法令又は条例(以下「法令等」という。)の規定により、公文書の管理に関する事項について特別の定めが設けられている場合にあっては、当該事項については、当該法令等の定めるところによる。

[趣旨]

 本条は、本条例が公文書管理に関する一般法的な性格を有することについて、他法令等との関係において明確化しています。

[解説]

 第1条では「この条例は…公文書等の管理に関する基本的な事項を定める」とし、本条例が公文書等の管理に関する一般法的なものである旨を明らかにしています。一方、本条では、「公文書の管理に関する事項について特別の定めが設けられている場合にあっては、当該事項については、当該法令等の定めるところによる。
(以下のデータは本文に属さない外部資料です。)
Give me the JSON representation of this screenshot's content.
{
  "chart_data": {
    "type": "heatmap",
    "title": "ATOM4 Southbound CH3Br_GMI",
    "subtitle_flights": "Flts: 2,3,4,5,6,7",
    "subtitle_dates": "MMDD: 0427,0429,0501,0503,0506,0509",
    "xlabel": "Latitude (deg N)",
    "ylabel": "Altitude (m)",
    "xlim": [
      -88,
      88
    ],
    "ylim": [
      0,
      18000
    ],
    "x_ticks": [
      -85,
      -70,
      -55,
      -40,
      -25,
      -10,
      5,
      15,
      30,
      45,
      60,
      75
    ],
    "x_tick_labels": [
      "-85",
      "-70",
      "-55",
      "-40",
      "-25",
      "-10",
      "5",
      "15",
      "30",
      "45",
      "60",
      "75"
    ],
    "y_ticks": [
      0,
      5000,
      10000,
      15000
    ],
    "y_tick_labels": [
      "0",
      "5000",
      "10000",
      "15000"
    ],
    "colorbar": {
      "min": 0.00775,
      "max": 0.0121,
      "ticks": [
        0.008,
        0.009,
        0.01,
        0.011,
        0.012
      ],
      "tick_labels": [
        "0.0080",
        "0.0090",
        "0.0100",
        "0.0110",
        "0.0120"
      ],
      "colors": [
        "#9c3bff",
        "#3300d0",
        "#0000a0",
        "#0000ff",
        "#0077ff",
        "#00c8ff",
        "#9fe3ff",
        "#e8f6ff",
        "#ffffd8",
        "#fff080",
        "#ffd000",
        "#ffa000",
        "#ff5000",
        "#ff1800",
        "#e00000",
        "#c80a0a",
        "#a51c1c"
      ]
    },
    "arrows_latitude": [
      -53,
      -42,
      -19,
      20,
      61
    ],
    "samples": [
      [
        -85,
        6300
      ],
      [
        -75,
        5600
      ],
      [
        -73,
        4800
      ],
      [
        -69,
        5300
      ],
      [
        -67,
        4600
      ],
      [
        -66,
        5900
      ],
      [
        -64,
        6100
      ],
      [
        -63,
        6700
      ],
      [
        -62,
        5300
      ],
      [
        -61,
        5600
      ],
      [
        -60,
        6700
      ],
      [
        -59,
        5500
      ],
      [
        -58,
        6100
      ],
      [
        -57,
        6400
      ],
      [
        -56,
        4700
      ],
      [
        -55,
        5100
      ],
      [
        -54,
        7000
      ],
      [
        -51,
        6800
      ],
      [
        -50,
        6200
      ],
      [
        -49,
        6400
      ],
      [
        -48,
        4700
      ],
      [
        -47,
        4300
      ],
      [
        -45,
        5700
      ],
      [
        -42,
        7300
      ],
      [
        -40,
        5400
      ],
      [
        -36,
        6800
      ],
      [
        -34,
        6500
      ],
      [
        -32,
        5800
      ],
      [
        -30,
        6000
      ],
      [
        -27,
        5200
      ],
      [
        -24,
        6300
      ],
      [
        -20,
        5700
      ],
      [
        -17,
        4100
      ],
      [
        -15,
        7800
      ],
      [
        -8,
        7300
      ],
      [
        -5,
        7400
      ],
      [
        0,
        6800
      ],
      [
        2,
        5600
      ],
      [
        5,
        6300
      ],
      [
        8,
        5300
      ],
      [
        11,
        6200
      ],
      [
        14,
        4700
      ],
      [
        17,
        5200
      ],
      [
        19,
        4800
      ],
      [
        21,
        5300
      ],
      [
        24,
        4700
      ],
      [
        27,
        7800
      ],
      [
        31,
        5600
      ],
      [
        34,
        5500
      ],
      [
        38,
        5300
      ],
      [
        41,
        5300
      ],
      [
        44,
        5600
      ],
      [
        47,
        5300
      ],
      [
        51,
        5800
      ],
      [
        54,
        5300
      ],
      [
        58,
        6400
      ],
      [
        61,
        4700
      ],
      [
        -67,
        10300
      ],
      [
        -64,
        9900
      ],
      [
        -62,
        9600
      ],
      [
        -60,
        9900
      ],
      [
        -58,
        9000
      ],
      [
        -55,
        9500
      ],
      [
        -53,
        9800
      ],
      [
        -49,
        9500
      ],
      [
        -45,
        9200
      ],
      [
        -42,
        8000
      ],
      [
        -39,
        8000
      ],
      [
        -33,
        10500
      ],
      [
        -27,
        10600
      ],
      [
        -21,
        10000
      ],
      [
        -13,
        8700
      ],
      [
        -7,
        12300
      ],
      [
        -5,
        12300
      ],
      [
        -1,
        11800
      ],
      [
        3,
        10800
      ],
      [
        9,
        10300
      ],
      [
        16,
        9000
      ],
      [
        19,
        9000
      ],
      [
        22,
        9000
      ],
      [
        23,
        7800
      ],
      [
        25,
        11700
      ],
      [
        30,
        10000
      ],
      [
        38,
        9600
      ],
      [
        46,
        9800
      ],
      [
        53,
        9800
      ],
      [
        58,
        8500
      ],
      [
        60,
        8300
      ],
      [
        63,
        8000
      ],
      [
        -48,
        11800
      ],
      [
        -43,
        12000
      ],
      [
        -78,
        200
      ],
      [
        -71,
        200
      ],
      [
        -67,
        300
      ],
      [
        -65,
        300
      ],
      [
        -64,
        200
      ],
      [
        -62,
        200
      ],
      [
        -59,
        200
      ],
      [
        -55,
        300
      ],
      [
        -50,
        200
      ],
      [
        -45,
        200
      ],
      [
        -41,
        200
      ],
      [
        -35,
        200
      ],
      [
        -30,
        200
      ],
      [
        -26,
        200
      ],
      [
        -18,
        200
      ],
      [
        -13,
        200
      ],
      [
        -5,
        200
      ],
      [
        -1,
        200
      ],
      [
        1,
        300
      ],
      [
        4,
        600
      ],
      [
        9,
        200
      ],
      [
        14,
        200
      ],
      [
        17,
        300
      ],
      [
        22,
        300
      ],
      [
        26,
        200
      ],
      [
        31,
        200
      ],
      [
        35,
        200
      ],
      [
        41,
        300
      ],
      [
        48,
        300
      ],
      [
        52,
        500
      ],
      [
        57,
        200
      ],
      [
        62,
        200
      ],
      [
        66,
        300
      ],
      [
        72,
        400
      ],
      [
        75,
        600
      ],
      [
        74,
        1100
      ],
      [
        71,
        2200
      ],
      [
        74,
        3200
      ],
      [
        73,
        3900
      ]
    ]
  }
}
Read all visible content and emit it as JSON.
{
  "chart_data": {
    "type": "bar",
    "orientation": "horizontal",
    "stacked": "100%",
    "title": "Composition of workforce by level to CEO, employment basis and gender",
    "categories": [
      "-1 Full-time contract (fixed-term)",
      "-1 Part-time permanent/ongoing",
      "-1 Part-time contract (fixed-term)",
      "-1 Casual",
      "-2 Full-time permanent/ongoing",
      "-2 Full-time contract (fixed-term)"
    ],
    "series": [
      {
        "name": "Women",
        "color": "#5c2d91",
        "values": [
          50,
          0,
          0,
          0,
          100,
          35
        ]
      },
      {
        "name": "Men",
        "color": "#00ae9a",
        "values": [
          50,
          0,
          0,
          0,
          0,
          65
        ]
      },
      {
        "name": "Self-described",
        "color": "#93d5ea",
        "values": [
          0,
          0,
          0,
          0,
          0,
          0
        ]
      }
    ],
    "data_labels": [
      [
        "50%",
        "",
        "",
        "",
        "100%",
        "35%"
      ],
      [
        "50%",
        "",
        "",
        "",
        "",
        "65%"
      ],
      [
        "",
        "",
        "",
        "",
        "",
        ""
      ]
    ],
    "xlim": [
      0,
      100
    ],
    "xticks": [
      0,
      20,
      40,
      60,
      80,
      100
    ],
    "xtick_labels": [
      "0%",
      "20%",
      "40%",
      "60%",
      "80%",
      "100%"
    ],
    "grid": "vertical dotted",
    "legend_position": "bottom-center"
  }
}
」として、本条例の公文書等の管理に関する一般法的な性格を他法令等との関係を示すことによってさらに明確化しています。
 特別の定めとは、対象としている実質的内容が競合していることが要件であって、本条例が規定している内容と全く無関係な事項に係る内容については、そもそも特別の定めであるか否かという問題にはなりません。実質的に他の法令が本条例に比べて別段の趣旨に基づき特別の規律を行うものかどうかということです。
 例えば、戸籍法施行規則第5条第4項において除籍簿の保存期間が当該年度の翌年から百五十年とすると定められていますが、これは除籍簿の特殊性を踏まえた保存期間についての「特別の定め」であるといえます。また、情報公開条例は、本条例で定める公文書の利用のうち現用文書である公文書の公開(利用)に関する「特別の定め」であるといえます。

第36条 適用除外

この条例の規定は、図書館、博物館その他これらに類する本市の施設において、歴史的若しくは文化的な資料又は学術研究用の資料として特別の管理がされている公文書及び一般の利用に供することを目的として管理されている文書については、適用しない。

[趣旨]

 本条は、図書館等の施設において、特別の管理がされている公文書や一般利用の方法が定められた文書について、この条例の適用関係を定めたものです。

[解説]

 本条は、図書館、博物館その他これらに類する本市の施設(美術館等)において、歴史的若しくは文化的な資料又は学術研究用の資料として特別の管理がされている公文書及び一般の利用に供することを目的として管理されている文書については、当該施設の目的に応じた管理方法や閲覧・貸出し等の利用方法が定められています。これらの公文書等については、その定めに従った利用を行うべきであることから、そのような公文書等についてはこの条例の規定を適用しないこととしています。

第37条 施行の細目

この条例の施行に関し必要な事項は、市規則で定める。

[趣旨]

 本条は、この条例の施行に関し必要な事項は市規則により定めることを明らかにしたものです。

[解説]

 市規則で定めた内容は、本市の機関(議長を除く。)に共通の定めとして適用します。議長については、市会公文書管理規程において、市規則の規定の例によるとされています。
 なお、本条は委任の一般規定であり、この条例の個別の条文に委任規定がある場合は、当該規定が優先します。